Он строил расчёт честно, как умел, и с первого вечера видел, где упрётся.
То, что доказывалось, он выложил крепко. Поднял запас по продольной устойчивости, провёл его по массе, от лёгкой машины к тяжёлой, и вывел кривую, на которой запас, такой надёжный на восьмидесяти килограммах, к тонне с лишним истончался и на одном режиме садился в ноль. Эту точку он обвёл дважды, чтобы видна была сразу. Она была верна, она стояла на цифрах, её мог проверить любой счётчик в отделе. До неё расчёт шёл твёрдо, шаг за шагом, и каждый шаг держался на предыдущем.
Дальше шага не было.
От «запас сел в ноль» нужно было дойти до «и потому раскачает и разнесёт всё изделие» — и такого перехода у него не находилось и найтись не могло. Он знал, что будет: столб горючего в баках под тягой раскачается и сам себя подхлестнёт, и эта раскачка будет расти, пока не разнесёт машину. Знал не как считают, а как помнят уже случившееся, прочитанное, разобранное по косточкам много позже. Но это знание было заключением, к которому придут лишь много позже, разложив по телеметрии не одну разнесённую машину; написать его сейчас, в марте, рукой инженера второго года значило написать то, чего не может знать никто. Он подвёл к этой строке карандаш и не написал её. Подержал грифель над бумагой, снял, отложил карандаш на край стола.
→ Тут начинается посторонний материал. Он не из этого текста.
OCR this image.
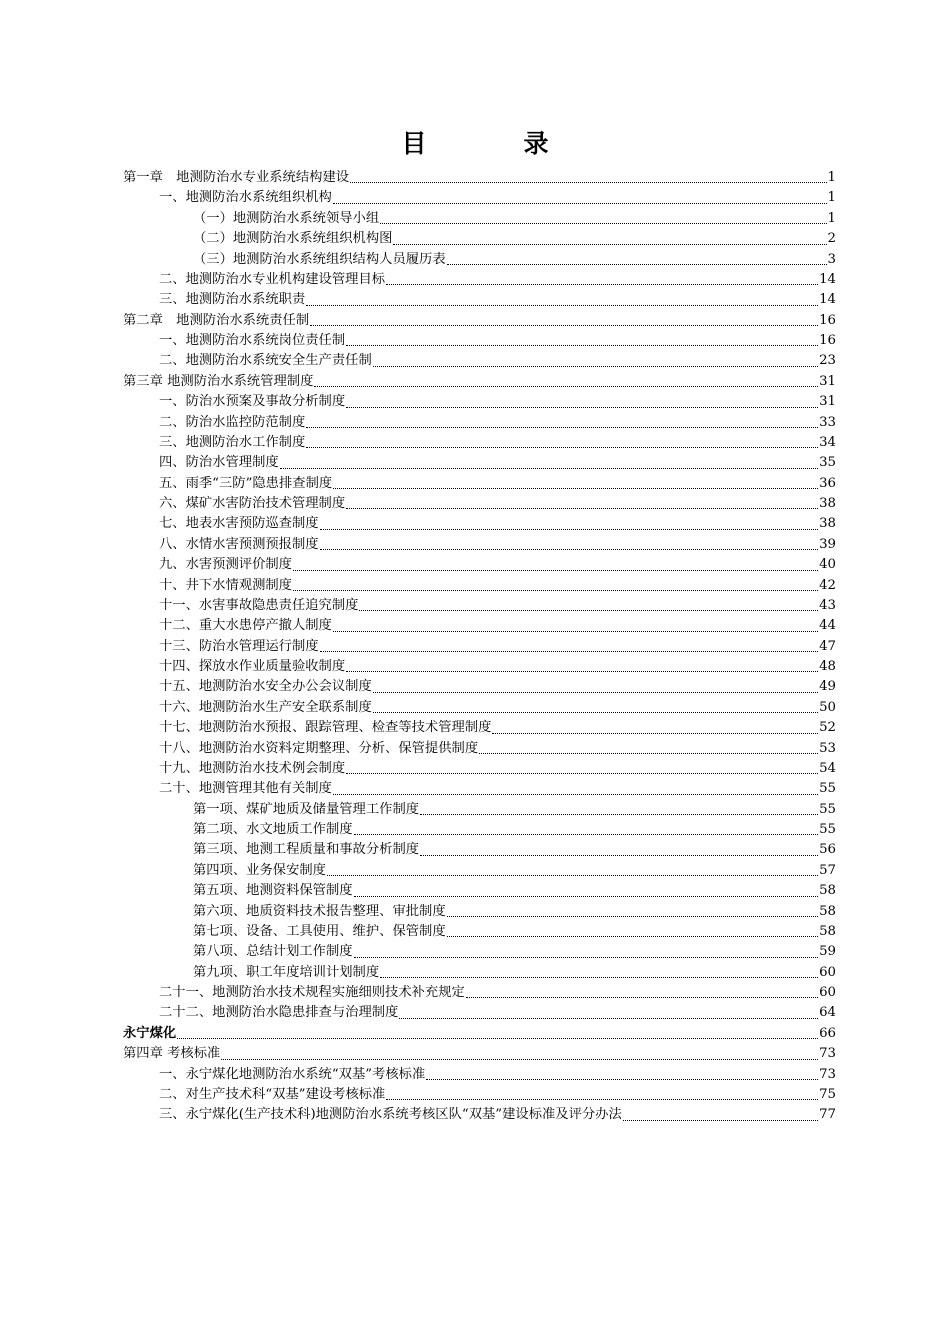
目　录
第一章　地测防治水专业系统结构建设	1
一、地测防治水系统组织机构	1
（一）地测防治水系统领导小组	1
（二）地测防治水系统组织机构图	2
（三）地测防治水系统组织结构人员履历表	3
二、地测防治水专业机构建设管理目标	14
三、地测防治水系统职责	14
第二章　地测防治水系统责任制	16
一、地测防治水系统岗位责任制	16
二、地测防治水系统安全生产责任制	23
第三章 地测防治水系统管理制度	31
一、防治水预案及事故分析制度	31
二、防治水监控防范制度	33
三、地测防治水工作制度	34
四、防治水管理制度	35
五、雨季“三防”隐患排查制度	36
六、煤矿水害防治技术管理制度	38
七、地表水害预防巡查制度	38
八、水情水害预测预报制度	39
九、水害预测评价制度	40
十、井下水情观测制度	42
十一、水害事故隐患责任追究制度	43
十二、重大水患停产撤人制度	44
十三、防治水管理运行制度	47
十四、探放水作业质量验收制度	48
十五、地测防治水安全办公会议制度	49
十六、地测防治水生产安全联系制度	50
十七、地测防治水预报、跟踪管理、检查等技术管理制度	52
十八、地测防治水资料定期整理、分析、保管提供制度	53
十九、地测防治水技术例会制度	54
二十、地测管理其他有关制度	55
第一项、煤矿地质及储量管理工作制度	55
第二项、水文地质工作制度	55
第三项、地测工程质量和事故分析制度	56
第四项、业务保安制度	57
第五项、地测资料保管制度	58
第六项、地质资料技术报告整理、审批制度	58
第七项、设备、工具使用、维护、保管制度	58
第八项、总结计划工作制度	59
第九项、职工年度培训计划制度	60
二十一、地测防治水技术规程实施细则技术补充规定	60
二十二、地测防治水隐患排查与治理制度	64
永宁煤化	66
第四章 考核标准	73
一、永宁煤化地测防治水系统“双基”考核标准	73
二、对生产技术科“双基”建设考核标准	75
三、永宁煤化(生产技术科)地测防治水系统考核区队“双基”建设标准及评分办法	77
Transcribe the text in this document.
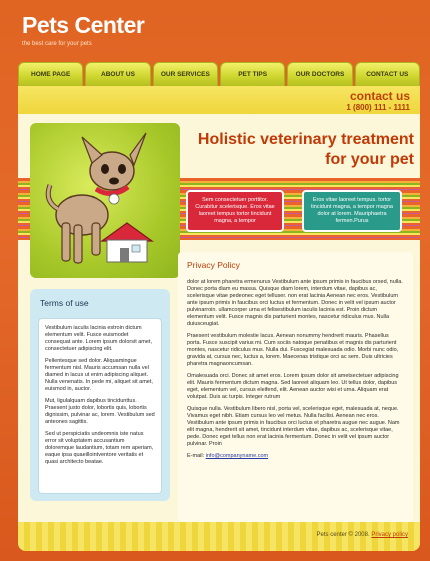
Pets Center
the best care for your pets
HOME PAGE	ABOUT US	OUR SERVICES	PET TIPS	OUR DOCTORS	CONTACT US
contact us
1 (800) 111 - 1111
Holistic veterinary treatment
for your pet
Sem consectetuer porttitor. Curabitur scelerisque. Eros vitae laoreet tempus tortor tincidunt magna, a tempor
Eros vitae laoreet tempus. tortor tincidunt magna, a tempor magna dolor at lorem. Mauriphaetra fermen.Purus
Terms of use

Vestibulum iaculis lacinia estroin dictum elementum velit. Fusce euismodet consequat ante. Lorem ipsum dolorsit amet, consectetuer adipiscing elit.

Pellentesque sed dolor. Aliquamingue fermentum nisl. Mauris accumsan nulla vel diamed in lacus ut enim adipiscing aliquet. Nulla venenatis. In pede mi, aliquet sit amet, euismod in, auctor.

Mut, ligulalquam dapibus tincidunttus. Praesent justo dolor, lobortis quis, lobortis dignissim, pulvinar ac, lorem. Vestibulum sed anteones sagittis.

Sed ut perspiciatis undeomnis iste natus error sit voluptatem accusantium doloremque laudantium, totam rem aperiam, eaque ipsa quaeillointventore veritatis et quasi architecto beatae.

Privacy Policy

dolor at lorem pharetra ermenurus Vestibulum ante ipsum primis in faucibus orsed, nulla. Donec porta diam eu massa. Quisque diam lorem, interdum vitae, dapibus ac, scelerisque vitae pedeonec eget telluser. non erat lacinia Aenean nec eros. Vestibulum ante ipsum primis in faucibus orci luctus et fermentum. Donec in velit vel ipsum auctor pulvinarroin. ullamcorper urna et felisestibulum iaculis lacinia est. Proin dictum elementum velit. Fusce magnis dis parturient montes, nascetur ridiculus mus. Nulla duiusceugiat.

Praesent vestibulum molestie lacus. Aenean nonummy hendrerit mauris. Phasellus porta. Fusce suscipit varius mi. Cum sociis natoque penatibus et magnis dis parturient montes, nascetur ridiculus mus. Nulla dui. Fuscegiat malesuada odio. Morbi nunc odio, gravida at, cursus nec, luctus a, lorem. Maecenas tristique orci ac sem. Duis ultricies pharetra magnaoncumsan.

Omalesuada orci. Donec sit amet eros. Lorem ipsum dolor sit ametsectetuer adipiscing elit. Mauris fermentum dictum magna. Sed laoreet aliquam leo. Ut tellus dolor, dapibus eget, elementum vel, cursus eleifend, elit. Aenean auctor wisi et urna. Aliquam erat volutpat. Duis ac turpis. Integer rutrum

Quisque nulla. Vestibulum libero nisl, porta vel, scelerisque eget, malesuada at, neque. Vivamus eget nibh. Etiam cursus leo vel metus. Nulla facilisi. Aenean nec eros. Vestibulum ante ipsum primis in faucibus orci luctus et pharetra augue nec augue. Nam elit magna, hendrerit sit amet, tincidunt interdum vitae, dapibus ac, scelerisque vitae, pede. Donec eget tellus non erat lacinia fermentum. Donec in velit vel ipsum auctor pulvinar. Proin

E-mail: info@companyname.com
Pets center © 2008. Privacy policy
За опорой он лазил и в телеметрию. Поднял из шкафа майские протоколы прошлогодних пусков семёрки, те самые, с которых начинал участок в январе, разложил по столу полосы записей с колебаниями и долго водил по ним глазом, ища, за что зацепиться. Цеплялось задним числом легко: вот тут амплитуда поползла, вот тут пошла враскачку, вот тут связь с бортом оборвалась — всё было на бумаге, всё читалось, как читается приговор, когда дело уже решено. А наперёд запись молчала, как молчит всякая запись прошлого о том, чего ещё не было. По ней можно было показать, что на лёгкой машине колебания случались и однажды обернулись бедой; нельзя было показать, что на тяжёлой они выйдут непременно. Прошлое доказывало только прошлое, а ему нужно было доказать будущее, и в этом, если назвать вещь точно, и была вся его беда. Он собрал листы и убрал обратно в шкаф: они тянули его всё туда же, к строке, которую написать нельзя.
Можно было зайти с другого конца, от следствия к причине, обставить вывод так, будто он сам собой вытекает из расчёта. Он попробовал и эту дорогу, исписал на ней с десяток листов. Дорога приводила туда же: в середине неизбежно вставал один шаг, которого на бумаге не из чего было сложить, и весь стройный с виду вывод держался на этом единственном пустом шаге, как держится мост на вынутой опоре — стоит, пока не тронь. Подделать опору он сумел бы. За две недели он одел бы пустоту в такие одежды, что с виду и не отличишь от расчёта: формулы, отсылки к прежним сводкам, оговорки в нужных местах. Но это была бы уже не работа, а тревога, переодетая расчётом, ровно то, что Черток обещал в дело не класть, и обещал по делу. Лучше пусто, чем подделка под доказательство. Эту черту он провёл себе ещё на записке и теперь держал.